Protein target prediction using Random Forests (RFs) trained on bioactivity data from PubChem (extracted Mar 2020) and ChEMBL (version 26), using the RDKit and Scikit-learn, which employ a modification of the reliability-density neighbourhood Applicability Domain (AD) analysis by Aniceto [1]. This project is the sucessor to PIDGIN version 1 [2] and PIDGIN version 2 [3]. This is the updated and retrained version of PIDGIN version 3 Target prediction with extended NCBI pathway and DisGeNET disease enrichment calculation is available as implemented in [4].

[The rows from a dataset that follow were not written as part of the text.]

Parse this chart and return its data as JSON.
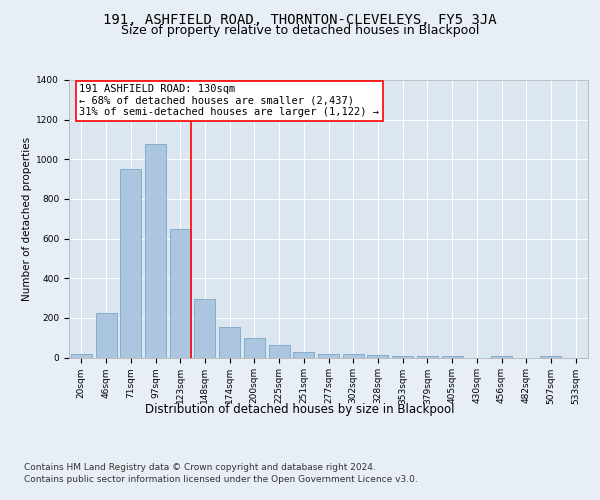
{
  "title": "191, ASHFIELD ROAD, THORNTON-CLEVELEYS, FY5 3JA",
  "subtitle": "Size of property relative to detached houses in Blackpool",
  "xlabel": "Distribution of detached houses by size in Blackpool",
  "ylabel": "Number of detached properties",
  "categories": [
    "20sqm",
    "46sqm",
    "71sqm",
    "97sqm",
    "123sqm",
    "148sqm",
    "174sqm",
    "200sqm",
    "225sqm",
    "251sqm",
    "277sqm",
    "302sqm",
    "328sqm",
    "353sqm",
    "379sqm",
    "405sqm",
    "430sqm",
    "456sqm",
    "482sqm",
    "507sqm",
    "533sqm"
  ],
  "values": [
    20,
    225,
    950,
    1075,
    650,
    295,
    155,
    100,
    65,
    30,
    20,
    20,
    15,
    10,
    10,
    10,
    0,
    10,
    0,
    10,
    0
  ],
  "bar_color": "#adc6e0",
  "bar_edge_color": "#6a9ec0",
  "bar_linewidth": 0.5,
  "vline_x_index": 4,
  "vline_color": "red",
  "vline_linewidth": 1.2,
  "annotation_text": "191 ASHFIELD ROAD: 130sqm\n← 68% of detached houses are smaller (2,437)\n31% of semi-detached houses are larger (1,122) →",
  "annotation_box_color": "white",
  "annotation_box_edge": "red",
  "ylim": [
    0,
    1400
  ],
  "yticks": [
    0,
    200,
    400,
    600,
    800,
    1000,
    1200,
    1400
  ],
  "bg_color": "#e8eef5",
  "plot_bg_color": "#dce6f0",
  "grid_color": "#ffffff",
  "footer1": "Contains HM Land Registry data © Crown copyright and database right 2024.",
  "footer2": "Contains public sector information licensed under the Open Government Licence v3.0.",
  "title_fontsize": 10,
  "subtitle_fontsize": 9,
  "xlabel_fontsize": 8.5,
  "ylabel_fontsize": 7.5,
  "tick_fontsize": 6.5,
  "annotation_fontsize": 7.5,
  "footer_fontsize": 6.5
}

• Molecular Descriptors : 2048bit Rdkit Extended Connectivity FingerPrints (ECFP) [5]
• Algorithm: Random Forests with dynamic number of trees (see docs for details), class weight = 'balanced', sample weight = ratio Inactive:Active
• Models generated at four different cut-off's: 100μM, 10μM, 1μM and 0.1μM
• Models generated both with and without mapping to orthologues, as implemented in [3]
• Pathway information from NCBI BioSystems
• Disease information from DisGeNET
• Target/pathway/disease enrichment calculated using Fisher's exact test and the Chi-squared test

Details for sizes across all activity cut-offs

Full details on all models are provided in the uniprot_information.txt files in the orthologue and no_orthologue directories

Development occurs on GitHub.

Documentation, installation and instructions are on ReadtheDocs.

• Use the ReadtheDocs! You MUST download the models before running!
• The program recognises as input line-separated SMILES in either .smi/.smiles or .sdf format
• If the SMILES input contains data additional to the SMILES string, the first entries after the SMILES are automatically interpreted as identifiers (see the OpenSMILES specification §4.5) - although there are options to change this behaviour
• Molecules are automatically standardized when running models (can be turned off)
• Do not modify the 'pkls', 'ad_data' etc. names or directories
• Files in the examples directory are included for testing as on the ReadtheDocs tutorials.
• For installation and usage instructions, see the documentation.

PIDGINv4 is available under the GNU General Public License v3.0 (GPLv3).

[1]	Aniceto, N, et al. A novel applicability domain technique for mapping predictive reliability across the chemical space of a QSAR: Reliability-density neighbourhood. J. Cheminform. 8: 69 (2016).

[2]	Mervin, L H., et al. Target prediction utilising negative bioactivity data covering large chemical space. J. Cheminform. 7: 51 (2015).

[3]	(1, 2) Mervin, L H., et al. Orthologue chemical space and its influence on target prediction. Bioinformatics. 34: 72–79 (2018).

[4]	Mervin, L H., et al. Understanding Cytotoxicity and Cytostaticity in a High-Throughput Screening Collection. ACS Chem. Biol. 11: 11 (2016)

[5]	Rogers D & Hahn M. Extended-connectivity fingerprints. J. Chem. Inf. Model. 50: 742-54 (2010).